Возможно, понимание неизбежности и великой тяжести предстоящих испытаний, которые потребуют напряжения всех сил и сплочения всей нации, были одной из причин той "покладистости" Сперанского, с которой он принимал поправки и отсрочки императора в проведении предлагаемых реформ. Он уже понимал, хотя и старался найти этому достойные объяснения, что Александр Павлович вовсе не разделяет его видения необходимых преобразований и не заинтересован в их полном воплощении в жизнь. Все это в сочетании с уже откровенными проявлениями недоброжелательства со стороны светского общества, слухами и доносами, поступающими императору, о которых он, конечно, знал, и огромное переутомление - результат напряженной многолетней работы, не могло не сказаться на его душевном состоянии. В начале 1811 г., подав "Отчет о делах 1810 года", Сперанский указал на все эти факторы, затрудняющие, по его мнению, движение по пути реформ, и просил об отставке. Отставка принята не была.

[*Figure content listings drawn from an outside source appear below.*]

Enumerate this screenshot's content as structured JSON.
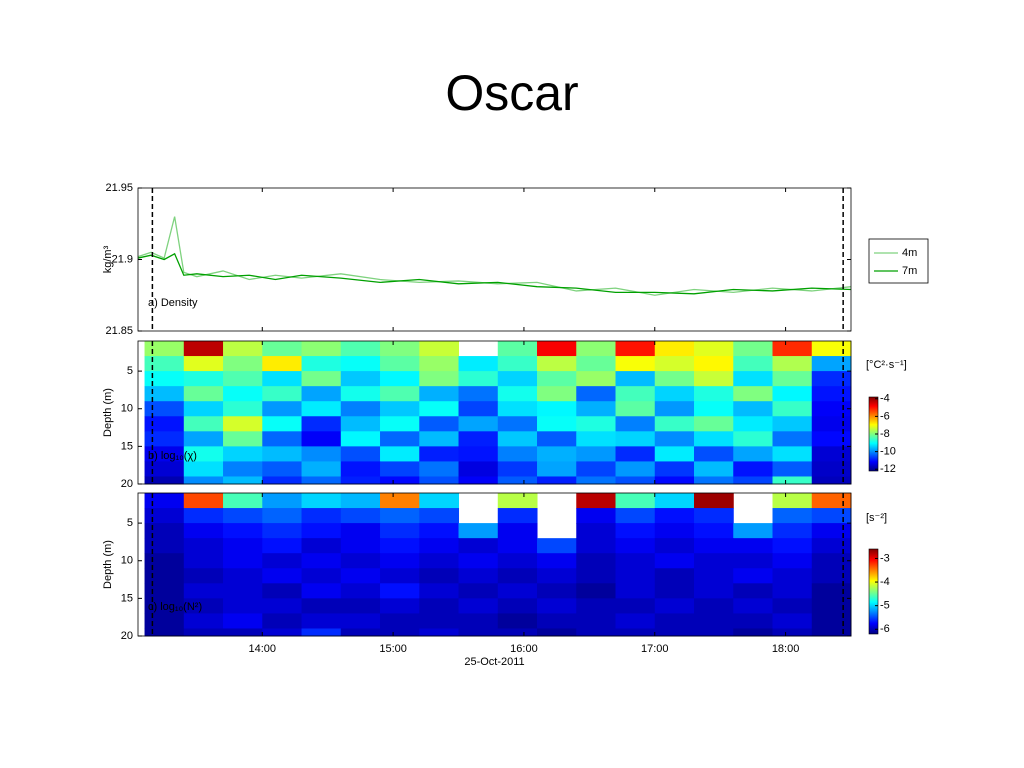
{
  "title": "Oscar",
  "chart_data": [
    {
      "type": "line",
      "ylabel": "kg/m³",
      "annotation": "a) Density",
      "xlim": [
        13.05,
        18.5
      ],
      "ylim": [
        21.85,
        21.95
      ],
      "yticks": [
        21.85,
        21.9,
        21.95
      ],
      "vlines": [
        13.16,
        18.44
      ],
      "x": [
        13.05,
        13.15,
        13.25,
        13.33,
        13.4,
        13.5,
        13.7,
        13.9,
        14.1,
        14.3,
        14.6,
        14.9,
        15.2,
        15.5,
        15.8,
        16.1,
        16.4,
        16.7,
        17.0,
        17.3,
        17.6,
        17.9,
        18.2,
        18.5
      ],
      "series": [
        {
          "name": "4m",
          "color": "#7fd27f",
          "values": [
            21.902,
            21.905,
            21.901,
            21.93,
            21.891,
            21.888,
            21.892,
            21.886,
            21.889,
            21.887,
            21.89,
            21.886,
            21.884,
            21.885,
            21.883,
            21.884,
            21.878,
            21.88,
            21.875,
            21.879,
            21.877,
            21.88,
            21.878,
            21.881
          ]
        },
        {
          "name": "7m",
          "color": "#00a000",
          "values": [
            21.901,
            21.903,
            21.9,
            21.904,
            21.889,
            21.89,
            21.888,
            21.889,
            21.886,
            21.889,
            21.887,
            21.884,
            21.886,
            21.883,
            21.884,
            21.881,
            21.88,
            21.877,
            21.877,
            21.876,
            21.879,
            21.878,
            21.88,
            21.879
          ]
        }
      ]
    },
    {
      "type": "heatmap",
      "ylabel": "Depth (m)",
      "annotation": "b) log₁₀(χ)",
      "colorbar_label": "[°C²·s⁻¹]",
      "xlim": [
        13.05,
        18.5
      ],
      "ylim": [
        20,
        1
      ],
      "yticks": [
        5,
        10,
        15,
        20
      ],
      "vlines": [
        13.16,
        18.44
      ],
      "clim": [
        -12.2,
        -3.8
      ],
      "cticks": [
        -4,
        -6,
        -8,
        -10,
        -12
      ],
      "colormap": "jet",
      "xedges": [
        13.1,
        13.4,
        13.7,
        14.0,
        14.3,
        14.6,
        14.9,
        15.2,
        15.5,
        15.8,
        16.1,
        16.4,
        16.7,
        17.0,
        17.3,
        17.6,
        17.9,
        18.2,
        18.5
      ],
      "yedges": [
        1,
        3,
        5,
        7,
        9,
        11,
        13,
        15,
        17,
        19,
        20
      ],
      "values": [
        [
          -7.8,
          -4.3,
          -7.5,
          -8.2,
          -7.9,
          -8.4,
          -8.0,
          -7.4,
          null,
          -8.3,
          -4.8,
          -7.9,
          -5.0,
          -6.8,
          -7.2,
          -8.1,
          -5.2,
          -7.0
        ],
        [
          -8.5,
          -7.2,
          -8.0,
          -6.8,
          -8.8,
          -9.0,
          -8.3,
          -7.8,
          -9.2,
          -8.6,
          -7.5,
          -8.2,
          -7.0,
          -7.3,
          -6.9,
          -8.5,
          -7.6,
          -9.8
        ],
        [
          -9.0,
          -8.8,
          -8.4,
          -9.3,
          -8.1,
          -9.5,
          -9.1,
          -8.0,
          -8.7,
          -9.4,
          -8.3,
          -7.8,
          -9.6,
          -8.1,
          -7.4,
          -9.3,
          -8.2,
          -10.8
        ],
        [
          -9.6,
          -8.2,
          -9.0,
          -8.6,
          -9.8,
          -8.9,
          -8.4,
          -9.7,
          -10.2,
          -8.9,
          -8.0,
          -10.3,
          -8.5,
          -9.4,
          -8.8,
          -8.0,
          -9.1,
          -11.0
        ],
        [
          -10.5,
          -9.4,
          -8.7,
          -9.9,
          -9.2,
          -10.1,
          -9.5,
          -9.0,
          -10.6,
          -9.3,
          -9.1,
          -9.7,
          -8.3,
          -9.9,
          -9.0,
          -9.6,
          -8.6,
          -11.2
        ],
        [
          -11.0,
          -8.5,
          -7.3,
          -9.0,
          -10.8,
          -9.6,
          -9.0,
          -10.4,
          -9.8,
          -10.2,
          -9.0,
          -8.8,
          -10.1,
          -8.6,
          -8.2,
          -9.2,
          -9.5,
          -11.3
        ],
        [
          -10.8,
          -9.8,
          -8.2,
          -10.3,
          -11.2,
          -9.1,
          -10.3,
          -9.6,
          -10.9,
          -9.5,
          -10.4,
          -9.3,
          -9.4,
          -10.0,
          -9.3,
          -8.7,
          -10.2,
          -11.1
        ],
        [
          -11.3,
          -8.9,
          -9.4,
          -9.6,
          -10.0,
          -10.5,
          -9.2,
          -10.9,
          -11.0,
          -10.1,
          -9.7,
          -9.9,
          -10.8,
          -9.2,
          -10.5,
          -9.8,
          -9.3,
          -11.5
        ],
        [
          -11.5,
          -9.3,
          -10.1,
          -10.4,
          -9.7,
          -11.0,
          -10.6,
          -10.2,
          -11.4,
          -10.7,
          -9.8,
          -10.6,
          -9.9,
          -10.7,
          -9.6,
          -11.0,
          -10.4,
          -11.6
        ],
        [
          -11.8,
          -10.0,
          -9.6,
          -10.8,
          -10.3,
          -10.9,
          -11.1,
          -10.5,
          -11.2,
          -10.4,
          -10.9,
          -10.2,
          -10.5,
          -11.1,
          -10.2,
          -10.6,
          -8.6,
          -11.7
        ]
      ]
    },
    {
      "type": "heatmap",
      "ylabel": "Depth (m)",
      "annotation": "c) log₁₀(N²)",
      "colorbar_label": "[s⁻²]",
      "xlabel": "25-Oct-2011",
      "xlim": [
        13.05,
        18.5
      ],
      "ylim": [
        20,
        1
      ],
      "yticks": [
        5,
        10,
        15,
        20
      ],
      "vlines": [
        13.16,
        18.44
      ],
      "xticks": [
        {
          "value": 14,
          "label": "14:00"
        },
        {
          "value": 15,
          "label": "15:00"
        },
        {
          "value": 16,
          "label": "16:00"
        },
        {
          "value": 17,
          "label": "17:00"
        },
        {
          "value": 18,
          "label": "18:00"
        }
      ],
      "clim": [
        -6.2,
        -2.6
      ],
      "cticks": [
        -3,
        -4,
        -5,
        -6
      ],
      "colormap": "jet",
      "xedges": [
        13.1,
        13.4,
        13.7,
        14.0,
        14.3,
        14.6,
        14.9,
        15.2,
        15.5,
        15.8,
        16.1,
        16.4,
        16.7,
        17.0,
        17.3,
        17.6,
        17.9,
        18.2,
        18.5
      ],
      "yedges": [
        1,
        3,
        5,
        7,
        9,
        11,
        13,
        15,
        17,
        19,
        20
      ],
      "values": [
        [
          -5.8,
          -3.3,
          -4.6,
          -5.2,
          -5.0,
          -5.1,
          -3.5,
          -5.0,
          null,
          -4.2,
          null,
          -2.8,
          -4.6,
          -5.0,
          -2.7,
          null,
          -4.2,
          -3.4
        ],
        [
          -5.9,
          -5.6,
          -5.5,
          -5.4,
          -5.6,
          -5.5,
          -5.4,
          -5.5,
          null,
          -5.6,
          null,
          -5.8,
          -5.5,
          -5.7,
          -5.6,
          null,
          -5.4,
          -5.5
        ],
        [
          -6.0,
          -5.8,
          -5.7,
          -5.6,
          -5.7,
          -5.8,
          -5.6,
          -5.7,
          -5.2,
          -5.8,
          null,
          -5.9,
          -5.7,
          -5.8,
          -5.7,
          -5.2,
          -5.6,
          -5.8
        ],
        [
          -6.0,
          -5.9,
          -5.8,
          -5.7,
          -5.9,
          -5.8,
          -5.7,
          -5.8,
          -5.9,
          -5.8,
          -5.5,
          -5.9,
          -5.8,
          -5.9,
          -5.8,
          -5.8,
          -5.7,
          -5.9
        ],
        [
          -6.1,
          -5.9,
          -5.8,
          -5.9,
          -5.8,
          -5.9,
          -5.8,
          -5.9,
          -5.8,
          -5.9,
          -5.8,
          -6.0,
          -5.9,
          -5.8,
          -5.9,
          -5.9,
          -5.8,
          -6.0
        ],
        [
          -6.1,
          -6.0,
          -5.9,
          -5.8,
          -5.9,
          -5.8,
          -5.9,
          -6.0,
          -5.9,
          -6.0,
          -5.9,
          -6.0,
          -5.9,
          -6.0,
          -5.9,
          -5.8,
          -5.9,
          -6.0
        ],
        [
          -6.1,
          -5.9,
          -5.9,
          -6.0,
          -5.8,
          -5.9,
          -5.7,
          -5.9,
          -6.0,
          -5.9,
          -6.0,
          -6.1,
          -5.9,
          -6.0,
          -5.9,
          -6.0,
          -5.9,
          -6.1
        ],
        [
          -6.1,
          -6.0,
          -5.9,
          -5.9,
          -6.0,
          -6.0,
          -5.9,
          -6.0,
          -5.9,
          -6.0,
          -5.9,
          -6.0,
          -6.0,
          -5.9,
          -6.0,
          -5.9,
          -6.0,
          -6.1
        ],
        [
          -6.1,
          -5.9,
          -5.8,
          -6.0,
          -5.9,
          -5.9,
          -6.0,
          -6.0,
          -6.0,
          -6.1,
          -6.0,
          -6.0,
          -5.9,
          -6.0,
          -6.0,
          -6.0,
          -5.9,
          -6.1
        ],
        [
          -6.1,
          -6.0,
          -6.0,
          -5.9,
          -5.6,
          -6.0,
          -6.0,
          -5.9,
          -6.0,
          -6.0,
          -6.1,
          -6.0,
          -6.0,
          -6.0,
          -6.0,
          -6.1,
          -6.0,
          -6.1
        ]
      ]
    }
  ]
}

То, что реформатор сохранил свое положение, заставило его противников сплотиться и от разрозненных действий, носивших скорее эмоциональный, чем политический характер, перейти к наступлению сразу в нескольких направлениях. Весной 1811 г. появляется написанная по заказу великой княгини Екатерины Павловны "Записка о древней и новой России" Н.М. Карамзина. Резкая критика всей совокупности правительственной деятельности начала XIX в. и особенно таких нововведений, как Государственный Совет и министерства, "заслонивших" старый Сенат, направлена, прежде всего, против Сперанского, хотя имени его автор нигде не называет. Все, к чему, как общеизвестно, приложил руку доверенный конфидент монарха, лишь "потрясает основу империи", а "благотворность" этого "остается доселе сомнительною" - к такому выводу подводит своего читателя Карамзин83.. Ознакомившись с "Запиской", Александр никак на нее не отреагировал, но, зная, что автор не только близкий друг его любимой сестры, но и негласный лидер литераторов "нового толка", оказывавших все большее влияние на русское общество, не мог закрывать глаза на то, что "в полку" противников его доверенного лица "прибыло". Как верно заметил в свое время Ф.М. Дмитриев, против Сперанского ополчилось не только светское общество, но и "полуграмотные дельцы XVIII в.", и "фавориты Гатчинского двора", и "целые полки подьячих", "опоры у него не было. Его светские связи были редки и непрочны". "Подземная работа", которая велась против нежелательного царского любимца, готовила "страшную грозу, ждавшую минуты, чтобы разразиться"84..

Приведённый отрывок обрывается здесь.